Day one of FRB Chair Powell’s congressional testimony about the state of the economy and monetary policy was largely a nonevent. Powell reiterated the message he delivered in January—that interest rate cuts are likely this year provided that inflation data continue to show improvement.
His remarks left intact expectations that the Fed will deliver three quarter point rate cuts this year, with the first one in June or July.
Equites climbed taking the remarks as a “no news is good news” development.
Treasuries also advanced nominally.
Wading carefully into politics, the proverbial third rail where any comment will alienate someone, one cannot separate the economy from politics as they are interconnected.
Government data released yesterday indicated that since President Biden’s inauguration, there has been an 18% increase in overall prices and a 5% real loss in paychecks. This is a hallmark of boomflation…strong nominal GDP that produces high inflation that erodes households’ real income.
It is Economics 101. Economic growth is strong but so is inflation. The Administration is correct that based upon government statistics unemployment is around historical lows, and economic growth is consistently around the highest levels [ex COVID distortions] of the millennium. These favorable statistics, however, are overshadowed by rising cost push inflation.
Cost push inflation is wage inflation. The demand for higher pay causes a negative feedback loop as these higher costs are passed onto the consumer until the cycle breaks. [Think $25 minimum wage and $18 for a Big Mac and a Coke]
Moreover, service inflation, propelled by OER or what someone can rent their home for if it is indeed rental, is further exacerbating the situation.

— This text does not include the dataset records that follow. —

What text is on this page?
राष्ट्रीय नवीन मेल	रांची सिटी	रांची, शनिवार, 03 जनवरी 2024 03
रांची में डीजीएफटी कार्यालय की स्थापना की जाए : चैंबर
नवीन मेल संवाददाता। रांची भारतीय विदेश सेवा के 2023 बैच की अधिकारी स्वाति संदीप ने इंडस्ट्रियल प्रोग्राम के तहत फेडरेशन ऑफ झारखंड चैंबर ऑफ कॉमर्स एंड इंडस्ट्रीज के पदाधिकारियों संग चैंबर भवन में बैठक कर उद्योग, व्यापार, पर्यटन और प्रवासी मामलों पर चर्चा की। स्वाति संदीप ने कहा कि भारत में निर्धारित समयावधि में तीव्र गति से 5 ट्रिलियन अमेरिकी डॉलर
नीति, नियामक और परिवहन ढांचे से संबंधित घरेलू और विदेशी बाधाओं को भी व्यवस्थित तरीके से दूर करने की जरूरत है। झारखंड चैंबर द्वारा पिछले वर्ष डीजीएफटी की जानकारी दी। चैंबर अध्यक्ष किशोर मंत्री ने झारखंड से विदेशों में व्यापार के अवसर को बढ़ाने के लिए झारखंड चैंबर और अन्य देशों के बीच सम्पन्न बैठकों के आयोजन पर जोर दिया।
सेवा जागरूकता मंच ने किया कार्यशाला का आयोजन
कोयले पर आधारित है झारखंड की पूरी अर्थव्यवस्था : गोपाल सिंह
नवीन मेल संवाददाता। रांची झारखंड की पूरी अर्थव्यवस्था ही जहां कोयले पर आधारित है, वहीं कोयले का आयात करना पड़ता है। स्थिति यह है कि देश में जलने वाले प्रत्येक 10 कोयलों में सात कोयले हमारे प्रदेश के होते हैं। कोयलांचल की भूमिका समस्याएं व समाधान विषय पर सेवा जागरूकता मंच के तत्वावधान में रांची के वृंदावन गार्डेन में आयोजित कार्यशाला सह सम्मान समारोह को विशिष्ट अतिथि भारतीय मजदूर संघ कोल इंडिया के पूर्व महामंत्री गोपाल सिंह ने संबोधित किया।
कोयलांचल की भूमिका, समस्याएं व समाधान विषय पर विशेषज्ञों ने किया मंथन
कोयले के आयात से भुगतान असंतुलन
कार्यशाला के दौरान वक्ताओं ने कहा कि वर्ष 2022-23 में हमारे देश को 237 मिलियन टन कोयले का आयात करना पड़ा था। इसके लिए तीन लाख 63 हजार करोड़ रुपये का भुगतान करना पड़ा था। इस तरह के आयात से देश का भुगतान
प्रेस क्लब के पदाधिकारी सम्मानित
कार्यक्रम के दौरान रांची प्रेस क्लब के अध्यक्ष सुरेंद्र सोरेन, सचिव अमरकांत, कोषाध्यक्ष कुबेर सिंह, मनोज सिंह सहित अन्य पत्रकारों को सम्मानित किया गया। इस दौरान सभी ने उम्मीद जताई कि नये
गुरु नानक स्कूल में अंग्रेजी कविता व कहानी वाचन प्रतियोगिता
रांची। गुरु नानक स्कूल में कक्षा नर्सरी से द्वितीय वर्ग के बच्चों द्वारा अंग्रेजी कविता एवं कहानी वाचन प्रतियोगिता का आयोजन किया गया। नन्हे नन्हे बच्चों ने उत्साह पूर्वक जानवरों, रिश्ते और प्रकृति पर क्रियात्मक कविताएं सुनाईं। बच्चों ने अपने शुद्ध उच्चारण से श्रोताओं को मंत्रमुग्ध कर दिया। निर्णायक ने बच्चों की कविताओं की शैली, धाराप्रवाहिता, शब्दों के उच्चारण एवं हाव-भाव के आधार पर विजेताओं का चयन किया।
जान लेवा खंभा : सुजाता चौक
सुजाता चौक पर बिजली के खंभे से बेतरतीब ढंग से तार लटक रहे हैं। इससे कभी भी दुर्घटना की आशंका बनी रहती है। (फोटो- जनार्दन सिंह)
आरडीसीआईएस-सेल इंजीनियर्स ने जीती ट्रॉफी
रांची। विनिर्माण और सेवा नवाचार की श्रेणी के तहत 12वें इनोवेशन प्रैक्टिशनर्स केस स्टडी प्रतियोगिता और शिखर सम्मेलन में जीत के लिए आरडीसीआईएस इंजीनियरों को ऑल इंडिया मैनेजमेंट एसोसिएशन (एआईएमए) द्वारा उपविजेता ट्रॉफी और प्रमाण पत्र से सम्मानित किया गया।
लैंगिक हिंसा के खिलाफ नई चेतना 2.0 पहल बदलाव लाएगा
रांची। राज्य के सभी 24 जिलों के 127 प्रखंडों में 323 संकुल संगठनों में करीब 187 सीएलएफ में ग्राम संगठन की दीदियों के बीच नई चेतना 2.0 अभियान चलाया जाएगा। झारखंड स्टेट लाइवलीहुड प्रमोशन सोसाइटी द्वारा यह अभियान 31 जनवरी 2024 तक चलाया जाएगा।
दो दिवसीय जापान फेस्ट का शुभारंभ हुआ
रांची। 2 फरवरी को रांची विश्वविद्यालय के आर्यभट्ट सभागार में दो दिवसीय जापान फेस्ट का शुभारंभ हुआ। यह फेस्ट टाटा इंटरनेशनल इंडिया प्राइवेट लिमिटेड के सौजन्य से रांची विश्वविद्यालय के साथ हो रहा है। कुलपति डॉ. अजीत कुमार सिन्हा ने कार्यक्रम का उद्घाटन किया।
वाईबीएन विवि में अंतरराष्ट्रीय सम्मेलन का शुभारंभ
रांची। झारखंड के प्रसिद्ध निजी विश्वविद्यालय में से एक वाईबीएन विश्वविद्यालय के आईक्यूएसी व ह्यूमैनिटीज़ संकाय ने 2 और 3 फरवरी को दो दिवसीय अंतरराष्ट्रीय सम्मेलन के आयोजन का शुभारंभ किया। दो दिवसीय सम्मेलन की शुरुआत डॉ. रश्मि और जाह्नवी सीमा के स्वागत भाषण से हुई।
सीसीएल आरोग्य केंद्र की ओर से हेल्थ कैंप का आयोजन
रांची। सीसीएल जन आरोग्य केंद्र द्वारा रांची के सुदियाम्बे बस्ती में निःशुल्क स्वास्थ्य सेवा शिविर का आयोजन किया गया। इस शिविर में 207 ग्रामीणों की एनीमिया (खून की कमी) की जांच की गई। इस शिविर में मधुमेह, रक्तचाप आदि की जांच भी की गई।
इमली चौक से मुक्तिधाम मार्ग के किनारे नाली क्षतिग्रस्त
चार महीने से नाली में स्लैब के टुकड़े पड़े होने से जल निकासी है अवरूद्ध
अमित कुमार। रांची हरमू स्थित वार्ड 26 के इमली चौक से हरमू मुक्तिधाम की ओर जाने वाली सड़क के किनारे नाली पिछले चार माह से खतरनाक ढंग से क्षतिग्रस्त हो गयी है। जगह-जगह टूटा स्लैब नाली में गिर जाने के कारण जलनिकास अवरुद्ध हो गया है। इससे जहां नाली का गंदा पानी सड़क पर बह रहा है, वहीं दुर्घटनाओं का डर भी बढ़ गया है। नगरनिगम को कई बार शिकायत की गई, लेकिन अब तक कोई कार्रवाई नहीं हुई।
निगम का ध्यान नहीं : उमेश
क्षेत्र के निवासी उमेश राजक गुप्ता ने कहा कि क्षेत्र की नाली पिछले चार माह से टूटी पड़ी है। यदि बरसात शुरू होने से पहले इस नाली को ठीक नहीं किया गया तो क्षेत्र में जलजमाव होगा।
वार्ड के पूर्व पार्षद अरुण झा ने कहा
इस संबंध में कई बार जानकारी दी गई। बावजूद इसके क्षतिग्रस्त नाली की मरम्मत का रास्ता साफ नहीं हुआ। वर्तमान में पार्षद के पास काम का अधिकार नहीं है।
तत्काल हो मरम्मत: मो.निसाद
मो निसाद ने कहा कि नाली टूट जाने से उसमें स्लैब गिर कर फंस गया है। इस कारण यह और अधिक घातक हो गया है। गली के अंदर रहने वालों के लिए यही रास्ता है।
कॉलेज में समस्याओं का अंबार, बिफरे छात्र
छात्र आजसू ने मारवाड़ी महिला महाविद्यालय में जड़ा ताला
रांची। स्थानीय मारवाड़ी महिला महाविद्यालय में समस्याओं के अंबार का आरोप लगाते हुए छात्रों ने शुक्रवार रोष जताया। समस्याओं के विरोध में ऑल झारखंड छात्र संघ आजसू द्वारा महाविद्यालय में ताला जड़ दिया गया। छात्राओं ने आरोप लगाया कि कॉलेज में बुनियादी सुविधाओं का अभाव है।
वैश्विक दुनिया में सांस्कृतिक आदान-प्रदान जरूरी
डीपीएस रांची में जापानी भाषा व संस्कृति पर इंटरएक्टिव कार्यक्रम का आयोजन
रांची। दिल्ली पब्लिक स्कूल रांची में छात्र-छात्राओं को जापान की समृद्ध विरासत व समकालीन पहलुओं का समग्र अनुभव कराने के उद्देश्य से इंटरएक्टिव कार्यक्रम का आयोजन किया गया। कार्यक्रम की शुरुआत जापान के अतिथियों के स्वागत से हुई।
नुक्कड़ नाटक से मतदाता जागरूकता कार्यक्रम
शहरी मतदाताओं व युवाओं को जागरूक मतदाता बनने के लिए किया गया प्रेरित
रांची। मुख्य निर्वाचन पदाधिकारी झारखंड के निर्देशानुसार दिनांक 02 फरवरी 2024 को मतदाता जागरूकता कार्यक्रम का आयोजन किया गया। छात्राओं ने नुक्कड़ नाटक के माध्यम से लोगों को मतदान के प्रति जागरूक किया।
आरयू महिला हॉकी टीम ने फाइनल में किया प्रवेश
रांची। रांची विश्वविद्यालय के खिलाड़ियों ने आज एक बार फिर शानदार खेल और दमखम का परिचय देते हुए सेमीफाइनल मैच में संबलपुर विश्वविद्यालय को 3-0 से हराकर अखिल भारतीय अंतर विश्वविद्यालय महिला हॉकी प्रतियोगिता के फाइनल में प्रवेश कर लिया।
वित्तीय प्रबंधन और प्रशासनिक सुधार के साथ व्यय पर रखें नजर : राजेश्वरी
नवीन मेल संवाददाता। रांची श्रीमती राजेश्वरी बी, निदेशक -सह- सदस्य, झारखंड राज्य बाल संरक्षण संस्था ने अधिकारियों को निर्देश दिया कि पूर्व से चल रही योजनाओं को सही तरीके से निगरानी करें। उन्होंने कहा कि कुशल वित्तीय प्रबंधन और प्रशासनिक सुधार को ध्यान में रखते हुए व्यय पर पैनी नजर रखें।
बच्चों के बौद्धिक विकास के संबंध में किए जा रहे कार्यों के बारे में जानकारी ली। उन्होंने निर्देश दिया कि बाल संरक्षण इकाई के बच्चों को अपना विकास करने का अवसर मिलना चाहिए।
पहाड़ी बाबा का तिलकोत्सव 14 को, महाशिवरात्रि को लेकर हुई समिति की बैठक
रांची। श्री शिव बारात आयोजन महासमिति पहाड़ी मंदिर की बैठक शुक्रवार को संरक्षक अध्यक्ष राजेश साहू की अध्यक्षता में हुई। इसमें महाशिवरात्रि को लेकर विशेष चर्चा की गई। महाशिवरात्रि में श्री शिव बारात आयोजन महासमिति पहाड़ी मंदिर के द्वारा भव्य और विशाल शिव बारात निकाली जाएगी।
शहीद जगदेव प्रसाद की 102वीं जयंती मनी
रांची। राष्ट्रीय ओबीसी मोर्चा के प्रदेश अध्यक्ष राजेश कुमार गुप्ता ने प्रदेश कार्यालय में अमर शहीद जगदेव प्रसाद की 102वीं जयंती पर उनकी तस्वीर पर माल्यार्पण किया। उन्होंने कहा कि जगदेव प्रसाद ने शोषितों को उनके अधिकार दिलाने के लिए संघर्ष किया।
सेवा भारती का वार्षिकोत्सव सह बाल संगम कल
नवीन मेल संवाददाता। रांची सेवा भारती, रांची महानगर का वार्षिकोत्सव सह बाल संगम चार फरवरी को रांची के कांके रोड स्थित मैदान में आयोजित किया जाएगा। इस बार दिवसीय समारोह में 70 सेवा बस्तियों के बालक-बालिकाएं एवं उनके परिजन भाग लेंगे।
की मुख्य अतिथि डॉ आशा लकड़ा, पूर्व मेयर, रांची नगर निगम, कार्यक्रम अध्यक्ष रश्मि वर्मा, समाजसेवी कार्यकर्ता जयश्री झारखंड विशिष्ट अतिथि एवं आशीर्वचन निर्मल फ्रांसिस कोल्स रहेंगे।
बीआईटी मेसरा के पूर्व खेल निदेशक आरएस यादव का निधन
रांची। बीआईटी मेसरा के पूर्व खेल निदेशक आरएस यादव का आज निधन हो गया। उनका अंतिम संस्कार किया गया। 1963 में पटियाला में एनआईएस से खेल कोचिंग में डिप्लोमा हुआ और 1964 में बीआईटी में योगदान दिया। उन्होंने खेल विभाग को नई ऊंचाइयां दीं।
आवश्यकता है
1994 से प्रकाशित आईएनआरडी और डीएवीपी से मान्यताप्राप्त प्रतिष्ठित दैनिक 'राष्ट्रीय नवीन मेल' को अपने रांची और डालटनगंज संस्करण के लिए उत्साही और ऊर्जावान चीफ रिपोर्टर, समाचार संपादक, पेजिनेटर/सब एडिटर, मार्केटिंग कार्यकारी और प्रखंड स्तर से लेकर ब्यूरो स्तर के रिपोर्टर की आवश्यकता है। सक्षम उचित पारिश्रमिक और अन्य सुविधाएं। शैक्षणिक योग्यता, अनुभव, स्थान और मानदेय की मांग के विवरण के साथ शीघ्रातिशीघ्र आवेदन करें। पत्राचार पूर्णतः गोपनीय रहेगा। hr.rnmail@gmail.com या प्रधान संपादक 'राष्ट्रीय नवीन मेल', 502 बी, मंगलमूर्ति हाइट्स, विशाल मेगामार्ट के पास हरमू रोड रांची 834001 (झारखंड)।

The Administration altered the manner as to how OER is calculated believing the Federal Reserve’s forecast that OER would decline in 2022 and 2023. It is continuing to accelerate given the incessant rise in housing prices.
Tonight, the President delivers his State of the Union Address (SOTU). It is largely expected to be a non-event with the Administration potentially placing blame on rising prices on “greedy corporations and shrink inflation,” while calling for an increase in overall wages including the minimum wage and the corporate tax rate.
As noted, the economy is experiencing its first bout of cost push or wage inflation since the 1970s. It is a systemic issue and historically takes dramatic policy to overcome.
Inflation is indeed an ugly phenomenon.
Changing topics, the markets had little reaction to the JOLTS Job Openings which largely met expectations. There was also little reaction to the Biege Book given the FRB Chair’s testimony.
Last night the foreign markets were mixed. London was down 0.19%, Paris up 0.14% and Frankfurt up 0.04%. China was down 0.40%, Japan down 1.23% and Hang Seng down 1.27%. Dow and NASDAQ futures are flat and up 0.25%, respectively. The 10-year is up 1/32 to yield 4.10%.